|Mollie Loeffler addresses supporters.|
Mason District voters elected Penny Gross to a sixth term on the Fairfax County Board of Supervisors Nov. 3 with 57.2 percent of the vote. Mollie Loeffler, a community activist running as an independent, got 42.2 percent of the vote.
Loeffler won in four precincts: Barcroft (60.9 percent), Ravenwood (57.5 percent), Sleepy Hollow (53.3 percent), and Poe (52.8 percent).
Loeffler managed to raise $40,000, nearly all of it in small contributions from local residents, along with a $2,000 donation from former supervisor Tom Davis, while the Gross campaign spent over $246,000.
“It was a tremendous grassroots effort,” said Loeffler’s campaign manager Debbie Smith. “We’re proud to have run a positive and classy campaign with integrity and stayed focused on the issues – land use, schools, and Seven Corners.”
“We didn’t resort to smear tactics or manipulate the facts,” Smith said. She was referring to the misleading flyers sent to voters by the Gross campaign accusing Loeffler, falsely, of being connected with the Tea Party and claiming an endorsement by the Washington Post. The Post had endorsed Gross in the primary, but not in the general election.
Roger Morse, a consultant to the Loeffler campaign, blamed the loss on apathy. Noting that Gross was elected by less than 16 percent of registered voters in Mason, Morse said, “if more people cared enough to vote, they could have made a difference.” Total voter turnout in Mason was 29 percent. [The Annandale Blogger would have liked to have had the opportunity to cover Penny Gross’s election night statement, but was barred from the Gross campaign headquarters, despite being a member of the Mason Democratic Committee.]
In other election results, school board candidate Dalia Palchik beat incumbent Patty Reed in the Providence District, which includes part of the Falls Church High School area, with 58.2 percent of the vote.
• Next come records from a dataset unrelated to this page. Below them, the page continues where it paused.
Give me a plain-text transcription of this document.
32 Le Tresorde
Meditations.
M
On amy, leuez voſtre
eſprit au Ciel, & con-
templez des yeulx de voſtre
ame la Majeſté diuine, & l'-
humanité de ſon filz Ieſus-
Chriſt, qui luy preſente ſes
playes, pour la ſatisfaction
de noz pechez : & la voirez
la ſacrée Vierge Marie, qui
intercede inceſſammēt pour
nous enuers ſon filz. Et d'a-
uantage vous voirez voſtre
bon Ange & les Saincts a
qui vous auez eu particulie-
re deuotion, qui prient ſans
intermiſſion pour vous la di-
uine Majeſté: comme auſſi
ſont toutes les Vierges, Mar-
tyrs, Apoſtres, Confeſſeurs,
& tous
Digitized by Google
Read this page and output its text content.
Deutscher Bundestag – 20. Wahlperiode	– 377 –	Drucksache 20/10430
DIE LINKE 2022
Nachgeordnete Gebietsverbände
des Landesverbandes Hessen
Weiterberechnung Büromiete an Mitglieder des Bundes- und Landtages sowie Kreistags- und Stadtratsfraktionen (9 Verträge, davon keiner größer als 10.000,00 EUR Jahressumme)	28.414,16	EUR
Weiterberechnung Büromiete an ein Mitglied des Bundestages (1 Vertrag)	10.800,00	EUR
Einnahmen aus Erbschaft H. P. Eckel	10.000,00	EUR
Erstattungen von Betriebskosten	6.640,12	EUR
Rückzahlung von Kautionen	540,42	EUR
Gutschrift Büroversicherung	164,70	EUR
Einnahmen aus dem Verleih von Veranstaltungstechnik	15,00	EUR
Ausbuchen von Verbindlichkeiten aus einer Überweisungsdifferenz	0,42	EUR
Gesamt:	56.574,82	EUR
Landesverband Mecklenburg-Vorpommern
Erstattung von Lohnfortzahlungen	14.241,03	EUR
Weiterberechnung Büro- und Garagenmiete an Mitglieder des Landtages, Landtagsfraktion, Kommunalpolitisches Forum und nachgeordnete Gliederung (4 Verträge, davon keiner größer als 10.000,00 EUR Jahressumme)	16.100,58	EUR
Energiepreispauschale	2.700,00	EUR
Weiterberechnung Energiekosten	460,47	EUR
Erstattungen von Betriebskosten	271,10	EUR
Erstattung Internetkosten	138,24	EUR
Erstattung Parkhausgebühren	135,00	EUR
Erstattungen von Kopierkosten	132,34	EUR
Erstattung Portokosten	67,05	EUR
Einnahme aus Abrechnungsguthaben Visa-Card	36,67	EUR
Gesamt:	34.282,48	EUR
Reed, who was endorsed by the Republican Committee, had also been endorsed by an extremist anti-gay group, the Traditional Values Coalition, for her failure to vote for a school board policy to protect the rights of transgendered students. [School board positions are considered non-partisan, but candidates are endorsed by a party.]
In the Braddock District supervisor race, the Republican incumbent, John Cook, was re-elected, beating Democratic challenger Janet Oleszek 51.6 percent to 45.6 percent.
Other supervisors re-elected include Democrats John Foust (Dranesville), Catherine Hudgins (Hunter Mill), Jeff McKay (Lee), and Linda Smyth (Providence) and Republican Pat Herrity (Springfield).
Two Democrats were elected to open seats on the BoS: Dan Storck (Mount Vernon) and Cathy Smith (Sully). Both are currently on the school board.
Board chair Sharon Bulova (D) was re-elected with 59.8 percent, beating Republican Arthur Purves (34 percent) and Glenda Parker (Independent Green Party) with 5.9 percent.
Mason school board member Sandy Evans, who was unopposed, was re-elected. Two of the three at-large school board members were re-elected: Ryan McElveen and Ilryong Moon. At-large member Ted Velkoff lost his seat to Jeanette Hough.
Incumbents re-elected to the school board include Megan McLaughlin (Braddock), Jane Strauss (Dranesville), Pat Hynes (Hunter Mill), Tamara Kaufax (Lee), and Elizabeth Schultz (Springfield).
Karen Corbett Sanders won an open seat on the school board in Mount Vernon and Thomas Wilson won the open spot in Sully.
All but three of those elected to the school board Nov. 3 were endorsed by the Democratic Committee. Schultz, Hough, and Wilson were endorsed by the Republican Committee.
With regard to the General Assembly, all of the incumbents who serve at least a part of Mason District were re-elected, including Sen. Minority Leader Dick Saslaw, Sen. Dave Marsden, Del. Kaye Kory, Del. Vivian Watts, and Del. Alfonso Lopez. All of them are Democrats.
Saslaw got 74.5 percent compared to Terry Modglin (IG) with 24 percent. Marsden beat his Republican opponent David Bergman 55.4 percent to 44.5 percent. Kory beat IG candidate James Leslie 73.9 percent to 25.1 percent. Watts and Lopez were unopposed.
Republicans maintained their majority in both houses, dashing Democrats’ hopes that the Senate could have flipped in their favor.
Fairfax County Sheriff Stacey Kincaid (D) held on to her seat with 58 percent of the vote compared to 41.8 percent for challenger Bryan Wolfe (R). Clerk of the Court John Frey (R) was re-elected with 48 percent of the vote, beating Bettina Lawton (D) who got 46.1 percent.
Both Fairfax County bond issues – on schools and public safety – passed with more than 73 percent of the vote.